U.S. law requires authorization from the secretary of energy before any U.S. citizen "directly or indirectly" helps certain nations, including South Africa, produce plutonium, which can be used to make nuclear weapons.

Plutonium is a byproduct of the Koeberg plant's reactor, which began operating last year and is now generating between 4 and 5 percent of South Africa's total electricity needs.

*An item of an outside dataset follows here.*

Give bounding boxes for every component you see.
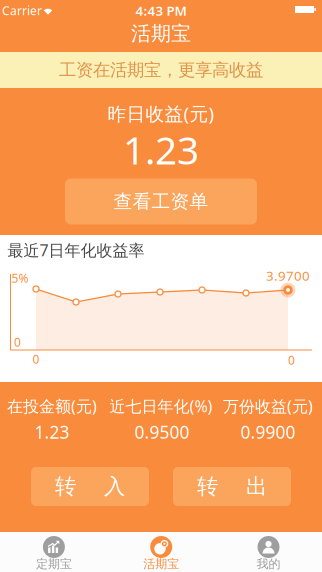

A second reactor, which will double the output, goes into service later this year.

The Washington Post reported Jan. 20 that South Africa's state-run Electricity Supply Commission (Escom) was suspected of offering high salaries and other benefits to recruit as many as 40 skilled American atomic reactor operators, who may be working at the Koeberg plant in violation of a 1983 law that carries a maximum penalty of 10 years in prison and a $10,000 fine.

Last Wednesday, Energy and State department officials told several members of Congress and congressional aides that 38 unauthorized American workers had been confirmed as working for Escom, according to a source who attended the briefing. U.S. officials say they are attempting to identify the Americans and their duties before deciding what action, if any, should be taken against them.

Andre van Heerden, regional information officer for Escom, which operates the Westinghouse-designed, French-built plant on the Atlantic Coast about 20 miles north of Cape Town, told foreign correspondents today that about 20 Americans were directly employed by the commission as health physicists, emergency planners and reactor operators.

About 40 to 45 others were employed at the plant by U.S. companies contracted by the South African commission to do maintenance and safety work at the power station, van Heerden said.

Van Heerden said Americans had been working at Koeberg since 1976, mostly on three-year contracts. They had helped train South African staff and had been used particularly on quality control.

Van Heerden denied a report that the Americans had been lured to work in South Africa with $100,000-a-year, tax-free salaries plus free houses and cars.